Phoebe Richards

Personal information
- Born: 26 March 1993 (age 33) Knighton, Wales
- Height: 167 cm (5 ft 6 in)
- Weight: 63 kg (139 lb)

Sport
- Sport: Field hockey
- Position: Forward
- Club: Clifton Robinsons

Senior career
- Years: Team / Caps / Goals
- 2015–2019: Buckingham / 74 / 26
- 2019–: Clifton Robinsons / 5 / 3

National team
- Years: Team / Caps / Goals
- 2012–: Wales / 120 / (20)

Medal record
Women's field hockey
Representing Wales
Hockey Series
| Bronze medal – third place | 2018–19 Vilnius | Open |

= Phoebe Richards =

Welsh field hockey player

Phoebe Richards (born 26 March 1993) is a field hockey player from Wales, who plays as a forward.

==Personal life==
Phoebe Richards was born and raised in Knighton, Wales.

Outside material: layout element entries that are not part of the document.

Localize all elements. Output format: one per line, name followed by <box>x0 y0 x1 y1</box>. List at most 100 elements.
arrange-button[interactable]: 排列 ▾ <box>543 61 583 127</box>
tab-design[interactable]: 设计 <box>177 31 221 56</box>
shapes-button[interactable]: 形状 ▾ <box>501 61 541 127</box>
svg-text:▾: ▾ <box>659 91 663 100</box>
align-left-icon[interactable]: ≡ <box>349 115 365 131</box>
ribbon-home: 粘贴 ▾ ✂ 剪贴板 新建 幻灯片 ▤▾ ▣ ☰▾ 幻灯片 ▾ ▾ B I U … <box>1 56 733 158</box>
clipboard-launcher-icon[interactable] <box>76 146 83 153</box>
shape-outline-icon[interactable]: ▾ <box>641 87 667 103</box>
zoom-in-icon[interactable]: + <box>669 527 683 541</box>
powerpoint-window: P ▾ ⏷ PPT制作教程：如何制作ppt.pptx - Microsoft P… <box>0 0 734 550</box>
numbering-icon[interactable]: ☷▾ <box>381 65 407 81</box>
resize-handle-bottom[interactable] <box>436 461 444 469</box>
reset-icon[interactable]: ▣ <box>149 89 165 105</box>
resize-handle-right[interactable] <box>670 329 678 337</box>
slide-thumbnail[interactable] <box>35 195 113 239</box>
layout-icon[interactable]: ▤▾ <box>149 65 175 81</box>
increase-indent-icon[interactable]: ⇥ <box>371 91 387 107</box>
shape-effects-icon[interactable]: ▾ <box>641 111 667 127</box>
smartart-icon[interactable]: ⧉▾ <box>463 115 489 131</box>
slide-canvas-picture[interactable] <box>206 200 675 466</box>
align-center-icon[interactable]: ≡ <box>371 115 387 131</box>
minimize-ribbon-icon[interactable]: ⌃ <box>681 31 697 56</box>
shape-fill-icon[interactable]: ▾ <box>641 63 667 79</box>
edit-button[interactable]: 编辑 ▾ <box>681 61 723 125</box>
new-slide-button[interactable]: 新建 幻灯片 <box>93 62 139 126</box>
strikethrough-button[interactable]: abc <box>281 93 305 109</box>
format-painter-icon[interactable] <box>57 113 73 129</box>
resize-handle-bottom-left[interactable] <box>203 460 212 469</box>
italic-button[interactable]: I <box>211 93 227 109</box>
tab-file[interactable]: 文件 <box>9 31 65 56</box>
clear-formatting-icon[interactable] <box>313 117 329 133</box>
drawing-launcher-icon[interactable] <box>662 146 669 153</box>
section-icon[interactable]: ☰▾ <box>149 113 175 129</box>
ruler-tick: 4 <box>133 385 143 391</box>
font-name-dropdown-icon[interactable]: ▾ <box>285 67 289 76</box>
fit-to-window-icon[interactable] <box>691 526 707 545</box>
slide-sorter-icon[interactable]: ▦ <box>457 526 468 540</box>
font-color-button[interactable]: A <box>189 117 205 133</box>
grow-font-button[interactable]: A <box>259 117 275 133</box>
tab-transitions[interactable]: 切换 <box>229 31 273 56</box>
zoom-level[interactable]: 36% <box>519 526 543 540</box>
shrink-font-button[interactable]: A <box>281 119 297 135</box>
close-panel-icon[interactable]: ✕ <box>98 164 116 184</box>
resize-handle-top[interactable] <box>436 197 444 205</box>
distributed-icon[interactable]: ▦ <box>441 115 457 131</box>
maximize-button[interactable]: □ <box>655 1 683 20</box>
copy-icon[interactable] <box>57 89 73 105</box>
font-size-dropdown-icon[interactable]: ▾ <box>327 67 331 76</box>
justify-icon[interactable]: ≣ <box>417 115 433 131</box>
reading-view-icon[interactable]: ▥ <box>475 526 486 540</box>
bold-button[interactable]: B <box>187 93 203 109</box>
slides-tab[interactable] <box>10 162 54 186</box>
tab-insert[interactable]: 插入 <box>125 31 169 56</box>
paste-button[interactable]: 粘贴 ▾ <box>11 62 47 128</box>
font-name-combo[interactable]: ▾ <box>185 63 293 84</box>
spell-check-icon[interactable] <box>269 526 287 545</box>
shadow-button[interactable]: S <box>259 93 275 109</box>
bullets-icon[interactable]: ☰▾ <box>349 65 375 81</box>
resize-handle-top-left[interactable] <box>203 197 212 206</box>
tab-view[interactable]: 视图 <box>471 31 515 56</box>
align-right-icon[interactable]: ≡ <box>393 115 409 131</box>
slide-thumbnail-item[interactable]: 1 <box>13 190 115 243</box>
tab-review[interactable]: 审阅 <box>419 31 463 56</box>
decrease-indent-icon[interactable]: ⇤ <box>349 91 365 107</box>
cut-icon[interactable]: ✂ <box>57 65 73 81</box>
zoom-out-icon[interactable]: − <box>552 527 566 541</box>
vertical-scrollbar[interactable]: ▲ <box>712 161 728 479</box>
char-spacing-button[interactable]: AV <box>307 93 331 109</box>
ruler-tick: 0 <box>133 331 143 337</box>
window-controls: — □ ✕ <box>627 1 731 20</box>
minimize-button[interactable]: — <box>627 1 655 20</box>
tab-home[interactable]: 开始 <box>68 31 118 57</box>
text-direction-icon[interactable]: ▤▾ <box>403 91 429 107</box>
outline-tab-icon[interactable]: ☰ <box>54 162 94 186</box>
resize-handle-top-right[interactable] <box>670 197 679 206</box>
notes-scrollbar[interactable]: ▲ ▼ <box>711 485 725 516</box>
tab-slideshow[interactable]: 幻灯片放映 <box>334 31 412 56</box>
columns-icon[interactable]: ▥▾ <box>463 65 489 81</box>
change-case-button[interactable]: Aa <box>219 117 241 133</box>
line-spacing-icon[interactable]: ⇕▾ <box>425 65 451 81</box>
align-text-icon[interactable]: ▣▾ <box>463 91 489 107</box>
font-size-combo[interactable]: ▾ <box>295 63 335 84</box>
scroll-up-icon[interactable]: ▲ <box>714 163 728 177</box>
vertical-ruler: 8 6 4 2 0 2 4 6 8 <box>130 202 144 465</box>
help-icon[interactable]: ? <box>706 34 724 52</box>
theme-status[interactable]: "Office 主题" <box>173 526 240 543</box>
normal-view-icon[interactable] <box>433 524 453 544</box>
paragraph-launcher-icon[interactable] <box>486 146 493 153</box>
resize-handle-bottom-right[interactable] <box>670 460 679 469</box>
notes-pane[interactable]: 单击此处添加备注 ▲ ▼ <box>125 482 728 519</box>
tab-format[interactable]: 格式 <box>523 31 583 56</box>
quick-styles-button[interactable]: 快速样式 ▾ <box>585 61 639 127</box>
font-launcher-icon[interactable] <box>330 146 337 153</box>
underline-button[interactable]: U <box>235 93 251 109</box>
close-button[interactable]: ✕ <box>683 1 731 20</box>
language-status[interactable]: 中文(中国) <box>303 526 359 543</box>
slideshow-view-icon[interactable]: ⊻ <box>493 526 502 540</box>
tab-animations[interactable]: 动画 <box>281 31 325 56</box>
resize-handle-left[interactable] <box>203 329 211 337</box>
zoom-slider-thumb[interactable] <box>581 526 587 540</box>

In addition to hockey, Richards also used to play football for England at Under–15 and Under–17 levels. Her grandmother is of English descent, allowing her to play for her neighbouring country.

==Career==
===Club hockey===
In the English Hockey League, Richards played club hockey for Buckingham from the 2015–2019. In 2019, she transferred clubs to Clifton Robinsons.

===National team===
Phoebe Richards made her international debut for Wales during the 2012 Celtic Cup.

Since her 2012 debut, Richards has become an integral member of the Welsh team, with continued appearances each year. Her most prominent achievements include representing the national side at the Commonwealth Games in 2014, 2018 and 2022.